Larger national carriers such as UnitedHealthcare and Humana have historically absorbed displaced members when regional competitors exit. The 2027 rule changes could intensify that pattern. Bigger insurers can spread risk-adjustment losses across millions of members and dozens of states. A regional plan covering three or four counties has no such cushion. The result is a market that consolidates faster than the crosswalk data alone would predict, concentrating more seniors into fewer plan choices and amplifying the impact of any single carrier’s strategic retreat.
CMS crosswalk data and the Contract Year 2027 final rule
Two primary data sources anchor the 2027 outlook. The 2026 Part C and D crosswalk download provides the baseline: it records every plan termination and service-area reduction that moved 2.6 million beneficiaries between 2025 and 2026, including whether they were mapped to a new plan under the same contract or forced to select a different sponsor. Analysts use these records to estimate how many additional exits would be required to displace another 2 to 3 million people in a single year, given current enrollment patterns and county-level plan density.
The second source is the Contract Year 2027 Medicare Advantage and Part D final rule, detailed in a CMS fact sheet. That regulation layers operational and compliance changes on top of the payment policies, including tighter guardrails on marketing, prior authorization, and supplemental benefits. While framed as beneficiary protections, these requirements add administrative cost, particularly for smaller organizations that lack large compliance departments. Combined with the payment shifts, they raise the threshold enrollment needed for a plan to remain viable in lower-density markets.
Together, the crosswalk history and the 2027 rule text point toward a scenario in which more contracts either consolidate their offerings or abandon marginal counties. Plans that already trimmed benefits or narrowed networks in 2025 and 2026 have limited room left to adjust. For those sponsors, exiting a product line may be the only way to avoid operating at a loss once the new rules take effect.
What it means for beneficiaries and local markets
For individual enrollees, the most visible consequence is disruption rather than outright loss of coverage. When a plan exits, affected members receive notices outlining their options, and many are automatically mapped to a “similar” plan offered by the same company. But similarity on paper can mask meaningful changes in premiums, deductibles, drug formularies, and provider networks. A senior who picked a plan because it covered a specific cardiologist or diabetes medication may discover during the next plan year that those anchors no longer fit within the new benefit design.

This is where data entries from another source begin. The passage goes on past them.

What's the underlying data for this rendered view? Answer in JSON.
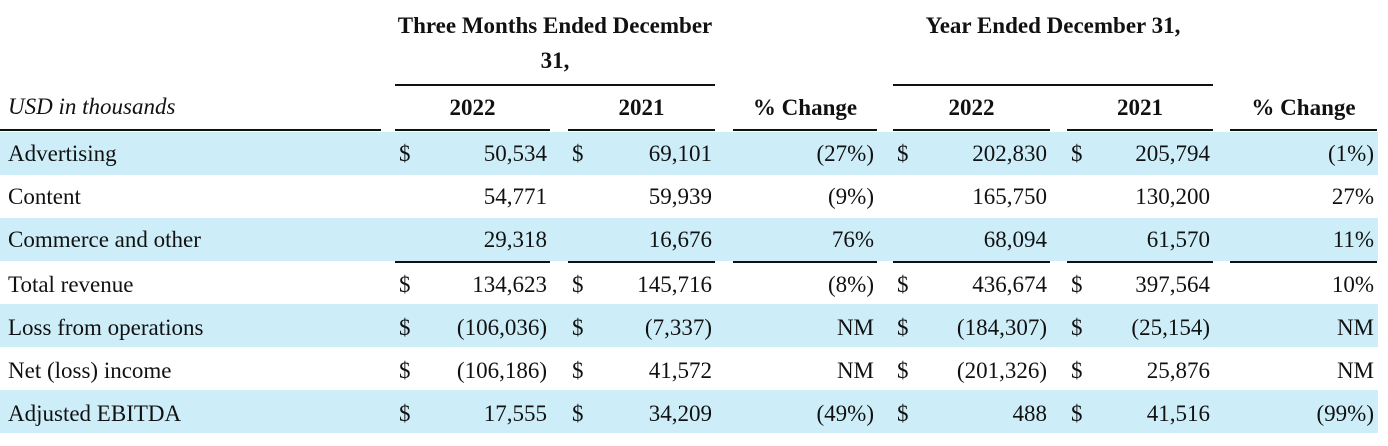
{
  "table": {
    "unit_label": "USD in thousands",
    "groups": [
      "Three Months Ended December 31,",
      "Year Ended December 31,"
    ],
    "columns": [
      "2022",
      "2021",
      "% Change",
      "2022",
      "2021",
      "% Change"
    ],
    "rows": [
      {
        "label": "Advertising",
        "cells": [
          {
            "cur": "$",
            "val": "50,534"
          },
          {
            "cur": "$",
            "val": "69,101"
          },
          {
            "val": "(27%)"
          },
          {
            "cur": "$",
            "val": "202,830"
          },
          {
            "cur": "$",
            "val": "205,794"
          },
          {
            "val": "(1%)"
          }
        ]
      },
      {
        "label": "Content",
        "cells": [
          {
            "val": "54,771"
          },
          {
            "val": "59,939"
          },
          {
            "val": "(9%)"
          },
          {
            "val": "165,750"
          },
          {
            "val": "130,200"
          },
          {
            "val": "27%"
          }
        ]
      },
      {
        "label": "Commerce and other",
        "cells": [
          {
            "val": "29,318"
          },
          {
            "val": "16,676"
          },
          {
            "val": "76%"
          },
          {
            "val": "68,094"
          },
          {
            "val": "61,570"
          },
          {
            "val": "11%"
          }
        ]
      },
      {
        "label": "Total revenue",
        "cells": [
          {
            "cur": "$",
            "val": "134,623"
          },
          {
            "cur": "$",
            "val": "145,716"
          },
          {
            "val": "(8%)"
          },
          {
            "cur": "$",
            "val": "436,674"
          },
          {
            "cur": "$",
            "val": "397,564"
          },
          {
            "val": "10%"
          }
        ]
      },
      {
        "label": "Loss from operations",
        "cells": [
          {
            "cur": "$",
            "val": "(106,036)"
          },
          {
            "cur": "$",
            "val": "(7,337)"
          },
          {
            "val": "NM"
          },
          {
            "cur": "$",
            "val": "(184,307)"
          },
          {
            "cur": "$",
            "val": "(25,154)"
          },
          {
            "val": "NM"
          }
        ]
      },
      {
        "label": "Net (loss) income",
        "cells": [
          {
            "cur": "$",
            "val": "(106,186)"
          },
          {
            "cur": "$",
            "val": "41,572"
          },
          {
            "val": "NM"
          },
          {
            "cur": "$",
            "val": "(201,326)"
          },
          {
            "cur": "$",
            "val": "25,876"
          },
          {
            "val": "NM"
          }
        ]
      },
      {
        "label": "Adjusted EBITDA",
        "cells": [
          {
            "cur": "$",
            "val": "17,555"
          },
          {
            "cur": "$",
            "val": "34,209"
          },
          {
            "val": "(49%)"
          },
          {
            "cur": "$",
            "val": "488"
          },
          {
            "cur": "$",
            "val": "41,516"
          },
          {
            "val": "(99%)"
          }
        ]
      }
    ]
  }
}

In counties dominated by a single regional carrier today, the 2027 changes could also alter the competitive landscape. If that carrier withdraws, the remaining choices may be limited to a few national brands with standardized benefit packages. While those plans can be stable, they may not replicate the tailored extras-such as transportation, dental coverage, or local care-management programs-that differentiated community-based insurers. Over time, this shift could erode the diversity of plan designs that has been a hallmark of Medicare Advantage’s growth.

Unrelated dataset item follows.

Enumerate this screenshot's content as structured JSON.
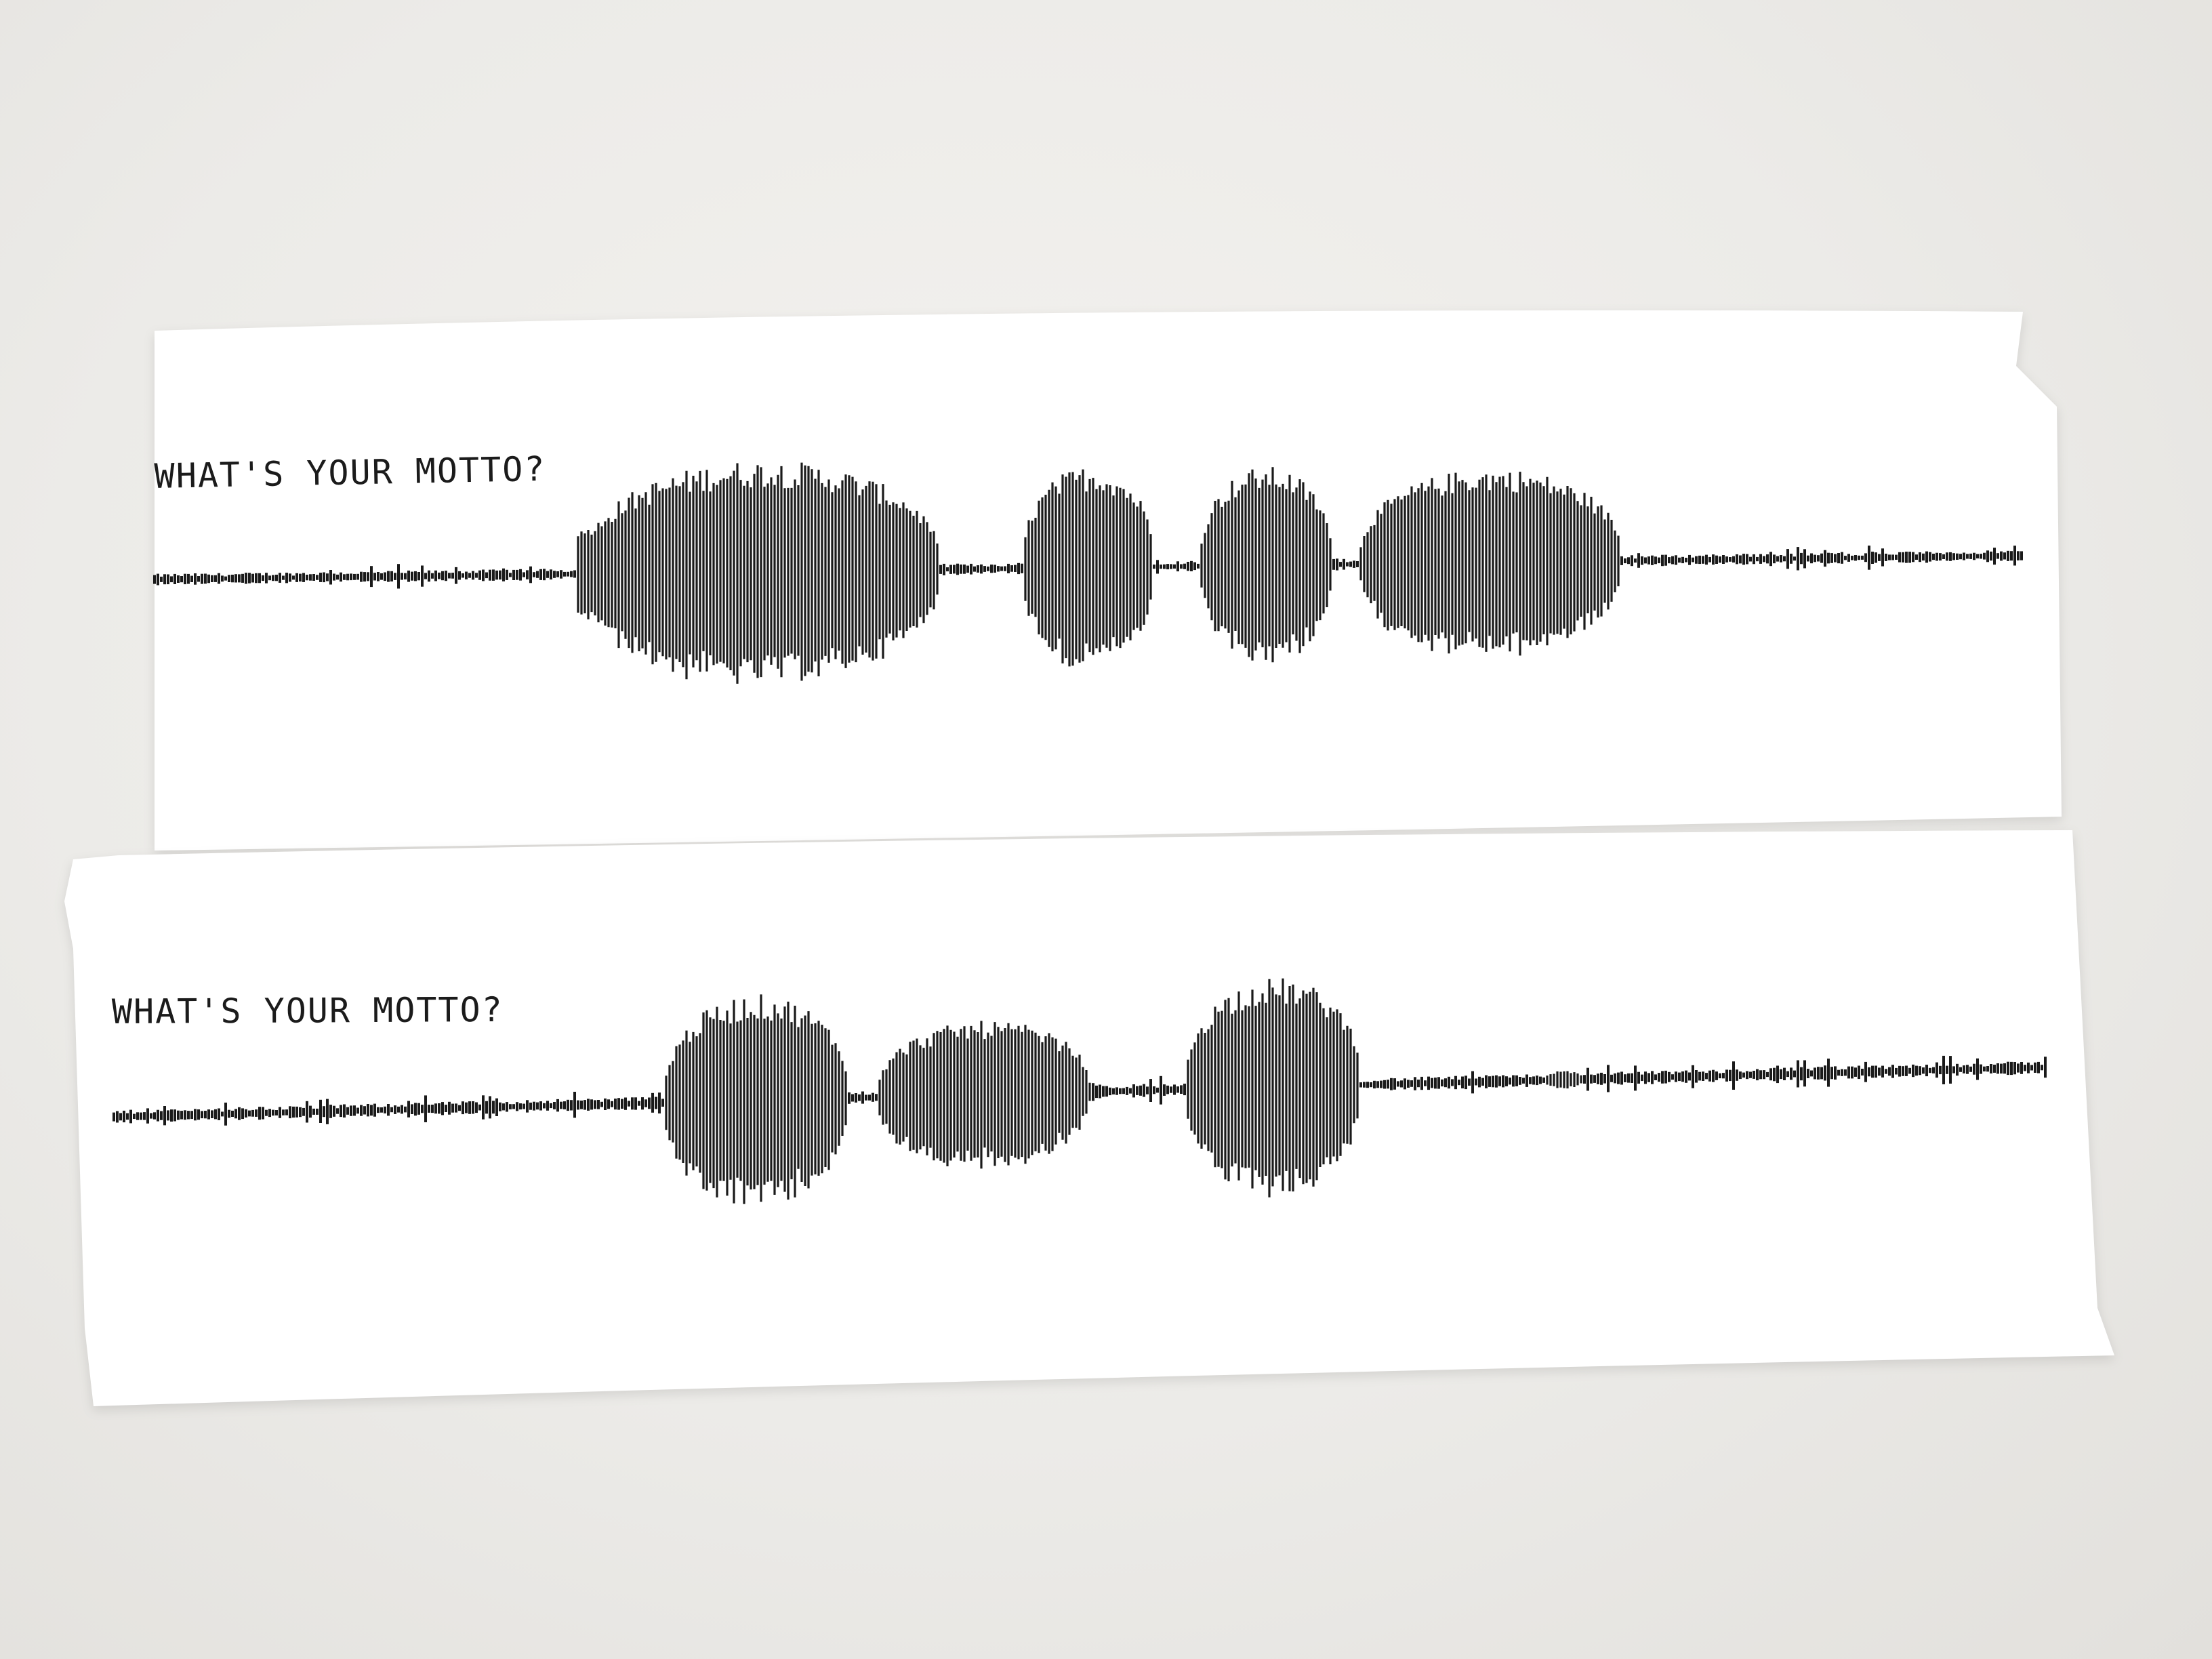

Policymakers will be watching the next two years of crosswalk data closely. If the 5 million displacement estimate proves accurate, pressure may build for CMS or Congress to revisit certain elements of the 2027 framework, especially in rural and underserved areas. For now, beneficiaries, advocates, and providers have a narrow window to prepare for a more volatile Medicare Advantage marketplace, where staying in the same plan from one year to the next can no longer be taken for granted.